Minha tarefa é o estudo da natureza humana — D. W. WINNICOTT
Dentre aqueles dedicados à pesquisa deslocada de psicanálise desde o Brasil, Rosana Onocko-Campos se destaca de modo especial. […] Esta psicanalista de esquerda argentina chegou ao Brasil tendo no país possibilidade de refúgio para a própria vida, com uma carga de esperança histórica e teórica radicais que encontrou aqui terreno de investigação e criação de uma política de saúde mental articulada a um questionamento histórico-teórico da própria psicanálise.
Logo reconheceu que a situação formativa e social de países latinoamericanos […] necessitava tanto da produção de uma infraestrutura […], quanto a teoria psicanalítica mais ampla necessitava de situação histórica nova em tais condições.
Pois, “se Freud tivesse realizado sua psicanálise no Brasil ele não teria abandonado a teoria do trauma” uma vez que o país faz conviver um horizonte imediato de acessos a direitos e às benesses da vida econômica modernizada, de trabalho, consumo e cidadania política, com sua mais profunda e permanente exclusão na vida de uma massa humana de pobres, negros, pardos e brancos, homens e mulheres, milhões de fragilizados por uma lógica social concreta e permanente de desprezo, descarte e mesmo de extermínio.
Rosana é uma psicanalista que levou esses problemas, a vida de uma clínica socialmente verdadeira no Brasil, inteiramente a sério em sua vida de pensadora crítica da psicanálise, criadora de condições sociais as mais amplas possíveis para a psicanálise operar e se compreender neste mundo.
— Da Apresentação, de Tales Ab’Sáber
No livro Psicanálise e Saúde Coletiva: interfaces 2, Rosana Onocko-Campos enfrenta uma das questões cruciais para o avanço do campo disciplinar da Saúde Coletiva, que diz respeito ao lugar do sujeito, esse espaço de integração entre o biológico e o social, o individual e o coletivo.
Também de confrontação de dois paradigmas usados para pensar a questão da saúde.
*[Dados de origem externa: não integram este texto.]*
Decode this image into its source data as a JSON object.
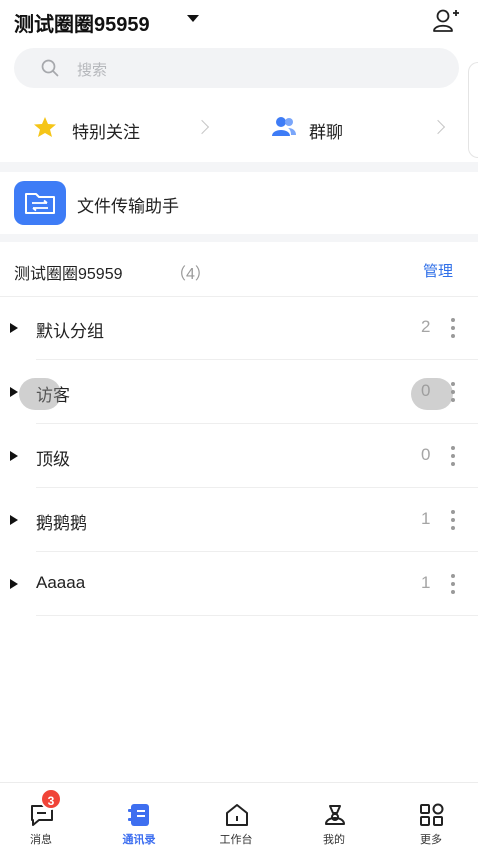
{
  "header": {
    "title": "测试圈圈95959"
  },
  "search": {
    "placeholder": "搜索"
  },
  "quick_links": [
    {
      "label": "特别关注"
    },
    {
      "label": "群聊"
    }
  ],
  "file_helper": {
    "label": "文件传输助手"
  },
  "group_section": {
    "title": "测试圈圈95959",
    "count": "（4）",
    "manage_label": "管理"
  },
  "groups": [
    {
      "name": "默认分组",
      "count": "2"
    },
    {
      "name": "访客",
      "count": "0"
    },
    {
      "name": "顶级",
      "count": "0"
    },
    {
      "name": "鹅鹅鹅",
      "count": "1"
    },
    {
      "name": "Aaaaa",
      "count": "1"
    }
  ],
  "tabs": [
    {
      "label": "消息",
      "icon": "message-icon",
      "badge": "3"
    },
    {
      "label": "通讯录",
      "icon": "contacts-icon",
      "active": true
    },
    {
      "label": "工作台",
      "icon": "workbench-icon"
    },
    {
      "label": "我的",
      "icon": "profile-icon"
    },
    {
      "label": "更多",
      "icon": "more-apps-icon"
    }
  ],
  "colors": {
    "accent": "#2f6fe8",
    "badge": "#f04438",
    "file_icon_bg": "#3e7cf6",
    "star": "#f5c518"
  }
}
Para nós, a constituição do sujeito configura uma ação que afirma sua autonomia e consciência, dentro de um enquadramento que não foi por ele escolhido. É no interior dessa tensão entre determinação social e afirmação da liberdade individual e grupal que buscamos encontrar o lugar da constituição dos sujeitos.
É no interior da disputa de regimes de verdades em torno da boa ordem que o indivíduo se constitui como sujeito, construindo sua identidade social e política. Mesmo as tentativas autocráticas de monopolizar uma visão de mundo como sendo a única autorizada e legítima encontra no poder simbólico o espaço para a insurgência, o lugar para a constituição do sujeito como um ponto de verdade.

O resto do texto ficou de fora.